Yes, there are brawls occasionally. When students hurl insults, sometimes fists fly. For example, students might provoke a boy by harping on his parent’s misdeeds. Or the opposite, they deliberately go past a person, making believe that they don’t know what week it is, that nothing important ever happened anyway, or that they couldn’t care less about all the fuss. Behavior like that riles people up. We also had a girl once who wrote her schoolmates threatening messages: “You’ve done so much killing that now you’re going to pay for it. We’ve got our eyes on you.” On the other side, a boy student wrote anonymous notes saying, “We killed your family, but it’s not enough. We’re going to finish the job.” Three times he left the same notes on desks during recess. The principal marched off to the police, but they never discovered who it was. Most of the time, students choose avoidance.

I steer clear of ethnic arguments. I keep from discussing the genocide with my Hutu classmates. Not one of them has ever come up to me and suggested talking about it. I think they are too uncomfortable. With my good Tutsi girlfriends, we can discuss our parents’ troubles—their quirks, so to speak. It doesn’t happen often. For example, certain parents break down right in the middle of the day; as soon as someone mentions the killings, they become agitated or morose. Friends have run away from home because of their parents’ behavior. A classmate told me that her mama abandoned them to escape the poverty brought about by the genocide. Several classmates say that they feel really worn down by the mess at home: the drinking, their parents’ eccentricities and neglect. I know some who try to find peace and quiet with their distant relatives.
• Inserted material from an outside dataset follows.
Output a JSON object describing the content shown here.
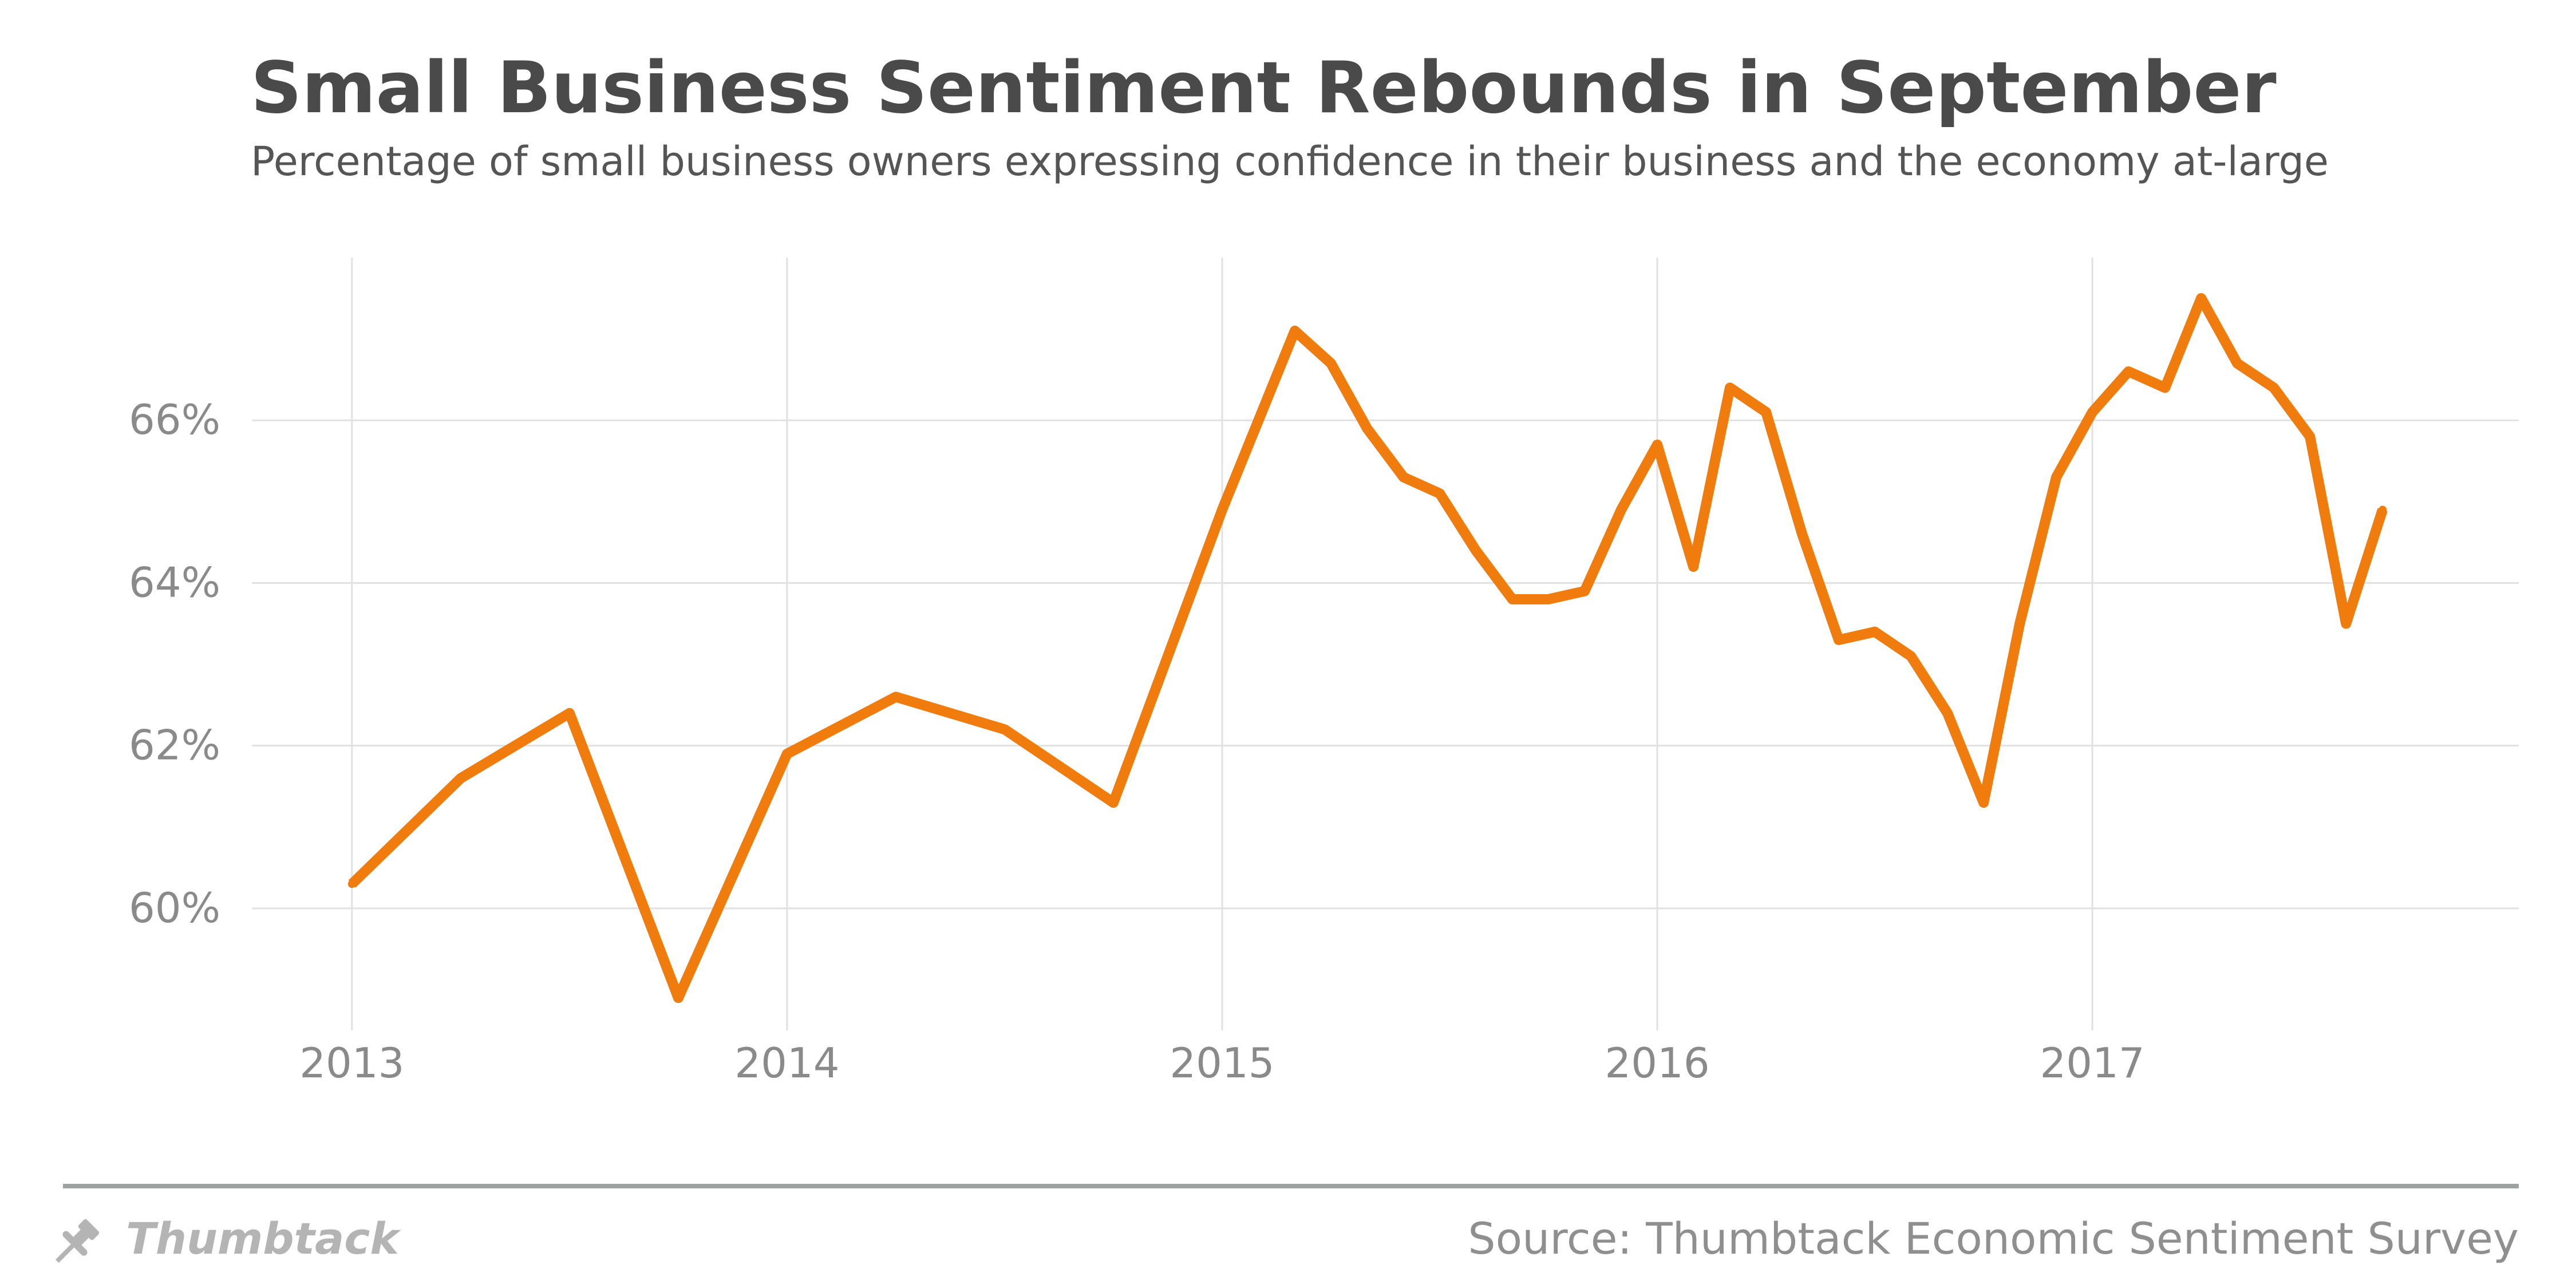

Hutu children don’t talk about these things as much. They talk very little. To hear them tell it, there’s nothing out of the ordinary at home. They reject the chance to be consoled. They never reveal what their family lives are like. Plenty of young Hutus pretend they don’t know what their parents did. There are some who repeat how sick they are of always hearing about the genocide; some seem ashamed, and others are bitter—they praise their parents’ courage. I’m young: when in doubt, I avoid discussions with them.

*   *   *

I PRAY WITH all my heart every morning. I say a special prayer for the safety of the country so that my loved ones no longer tremble, and I ask for extra help when difficulties arise at home. My mama drew me to religion, but I’m the one who chose the Presbyterian church, because it’s near our house. My faith runs deep. I believe that a people’s destruction is the will of God. He decided who should die and who should be saved. Why would a benevolent God, with infinite goodness and supreme power, accept the almost total extermination of the Tutsis by their neighbors? That’s a good question. I don’t know the answer. I don’t understand any of God’s reasons, except that He may have wanted to demonstrate His omnipotence, because now the survivors can bear witness to it. I am too young a girl to grasp the depths of theology. The dark soul of mankind holds temptations; maybe God puts people to the test. I don’t know.
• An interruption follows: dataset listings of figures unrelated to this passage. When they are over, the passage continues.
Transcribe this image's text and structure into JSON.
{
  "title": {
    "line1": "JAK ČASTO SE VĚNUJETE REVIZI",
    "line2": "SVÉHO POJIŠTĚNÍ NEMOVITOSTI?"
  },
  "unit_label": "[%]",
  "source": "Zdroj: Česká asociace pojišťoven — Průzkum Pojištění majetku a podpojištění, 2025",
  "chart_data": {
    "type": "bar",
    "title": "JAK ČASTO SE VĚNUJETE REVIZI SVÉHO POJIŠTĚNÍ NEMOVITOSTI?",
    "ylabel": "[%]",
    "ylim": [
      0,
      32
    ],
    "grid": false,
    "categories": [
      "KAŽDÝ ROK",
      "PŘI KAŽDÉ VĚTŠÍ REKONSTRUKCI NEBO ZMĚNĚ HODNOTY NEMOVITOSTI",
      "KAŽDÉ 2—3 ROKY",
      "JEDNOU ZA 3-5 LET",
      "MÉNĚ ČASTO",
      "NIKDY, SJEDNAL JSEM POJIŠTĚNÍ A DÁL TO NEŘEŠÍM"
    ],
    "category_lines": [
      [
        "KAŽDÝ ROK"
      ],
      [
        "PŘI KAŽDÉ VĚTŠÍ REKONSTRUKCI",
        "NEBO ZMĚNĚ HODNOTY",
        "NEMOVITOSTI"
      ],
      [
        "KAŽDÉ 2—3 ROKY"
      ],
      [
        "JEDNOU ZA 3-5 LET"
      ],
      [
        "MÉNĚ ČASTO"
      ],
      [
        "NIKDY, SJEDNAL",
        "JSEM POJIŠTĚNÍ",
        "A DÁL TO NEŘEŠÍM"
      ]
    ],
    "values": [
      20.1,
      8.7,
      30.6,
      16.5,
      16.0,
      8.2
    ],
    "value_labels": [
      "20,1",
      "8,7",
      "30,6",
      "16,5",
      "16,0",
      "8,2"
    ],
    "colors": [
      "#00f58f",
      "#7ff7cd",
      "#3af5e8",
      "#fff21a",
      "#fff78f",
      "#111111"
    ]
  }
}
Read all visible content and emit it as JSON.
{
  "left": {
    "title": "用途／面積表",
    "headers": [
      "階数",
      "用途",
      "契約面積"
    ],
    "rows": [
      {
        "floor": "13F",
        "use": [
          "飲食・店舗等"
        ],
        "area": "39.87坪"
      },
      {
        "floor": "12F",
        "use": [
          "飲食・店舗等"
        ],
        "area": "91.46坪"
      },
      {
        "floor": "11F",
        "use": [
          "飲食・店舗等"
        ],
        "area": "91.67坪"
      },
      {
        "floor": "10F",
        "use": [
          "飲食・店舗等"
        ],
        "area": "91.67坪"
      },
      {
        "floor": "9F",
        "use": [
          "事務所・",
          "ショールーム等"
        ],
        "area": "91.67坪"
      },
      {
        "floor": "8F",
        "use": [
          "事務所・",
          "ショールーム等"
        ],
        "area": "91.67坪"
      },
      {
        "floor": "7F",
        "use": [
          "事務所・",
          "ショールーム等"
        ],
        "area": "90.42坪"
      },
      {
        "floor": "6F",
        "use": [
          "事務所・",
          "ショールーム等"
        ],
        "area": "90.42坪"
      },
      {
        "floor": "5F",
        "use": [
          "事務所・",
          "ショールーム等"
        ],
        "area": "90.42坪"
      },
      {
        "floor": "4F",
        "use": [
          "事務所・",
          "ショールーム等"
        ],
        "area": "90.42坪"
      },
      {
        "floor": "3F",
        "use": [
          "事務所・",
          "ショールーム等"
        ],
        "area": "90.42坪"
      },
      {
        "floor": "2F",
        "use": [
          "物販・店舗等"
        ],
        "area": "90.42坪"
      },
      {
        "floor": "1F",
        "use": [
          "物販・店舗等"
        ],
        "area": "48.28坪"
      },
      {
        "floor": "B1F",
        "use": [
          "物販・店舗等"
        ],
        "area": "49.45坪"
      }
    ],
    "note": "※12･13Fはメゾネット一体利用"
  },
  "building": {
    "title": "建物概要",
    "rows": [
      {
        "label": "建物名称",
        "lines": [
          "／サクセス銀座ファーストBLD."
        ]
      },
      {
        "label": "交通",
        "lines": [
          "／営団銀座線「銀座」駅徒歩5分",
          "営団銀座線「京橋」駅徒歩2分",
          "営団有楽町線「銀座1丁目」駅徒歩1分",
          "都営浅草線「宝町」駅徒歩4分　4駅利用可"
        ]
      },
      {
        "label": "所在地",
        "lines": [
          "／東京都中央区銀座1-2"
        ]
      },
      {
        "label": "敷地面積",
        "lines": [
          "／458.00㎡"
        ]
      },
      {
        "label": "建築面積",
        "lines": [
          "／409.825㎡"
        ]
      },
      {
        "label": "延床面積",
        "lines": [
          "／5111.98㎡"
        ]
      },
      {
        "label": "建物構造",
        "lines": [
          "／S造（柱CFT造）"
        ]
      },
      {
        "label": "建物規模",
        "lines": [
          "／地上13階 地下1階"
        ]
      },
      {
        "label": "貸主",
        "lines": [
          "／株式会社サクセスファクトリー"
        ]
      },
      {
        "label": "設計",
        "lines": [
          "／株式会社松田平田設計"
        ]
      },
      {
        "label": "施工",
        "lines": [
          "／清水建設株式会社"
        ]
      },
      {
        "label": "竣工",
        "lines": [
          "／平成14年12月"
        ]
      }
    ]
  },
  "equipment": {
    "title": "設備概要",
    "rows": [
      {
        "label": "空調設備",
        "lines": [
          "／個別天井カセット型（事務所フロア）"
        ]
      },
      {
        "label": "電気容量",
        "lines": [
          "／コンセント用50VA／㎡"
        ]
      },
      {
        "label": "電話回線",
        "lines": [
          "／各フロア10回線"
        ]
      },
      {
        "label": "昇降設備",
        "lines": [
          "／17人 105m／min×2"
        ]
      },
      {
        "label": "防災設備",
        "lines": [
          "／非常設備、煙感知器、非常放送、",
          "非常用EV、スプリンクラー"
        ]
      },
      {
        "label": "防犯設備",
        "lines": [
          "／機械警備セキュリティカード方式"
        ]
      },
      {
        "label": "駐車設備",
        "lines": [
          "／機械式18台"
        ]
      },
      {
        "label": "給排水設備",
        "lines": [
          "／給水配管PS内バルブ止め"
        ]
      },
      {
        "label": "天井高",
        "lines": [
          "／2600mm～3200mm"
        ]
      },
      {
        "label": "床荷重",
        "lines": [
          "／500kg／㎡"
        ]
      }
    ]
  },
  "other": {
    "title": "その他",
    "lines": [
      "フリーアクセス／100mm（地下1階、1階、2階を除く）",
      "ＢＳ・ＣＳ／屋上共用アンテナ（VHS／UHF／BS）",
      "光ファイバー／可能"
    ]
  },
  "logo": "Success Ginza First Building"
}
God is a mystery; I’m in favor of that idea. The mystery doesn’t alter my faith in the least. Still, I know people whose faith has faded. They have abandoned the church or are so unsure that you barely see them from one Sunday to the next. The sermons no longer flow through them; they have stopped closing their eyes to drink in the pastor’s words. Certain others are constantly changing parishes. The whole family goes to the Catholics and they come away disappointed; then they turn to the Adventists, they last a month, and off they go, following a colleague someplace else.

They flee their uncertainty. I don’t at all share their doubts, but I understand their tendency to let everything drop. Myself, I don’t pray to erase the present or the past. My faith doesn’t relieve the sorrow that my thoughts of lost family cause. No, no, that much I’m sure I know. My faith doesn’t make me more trusting toward people. In my view, it gives human beings more strength. It protects me, anyway.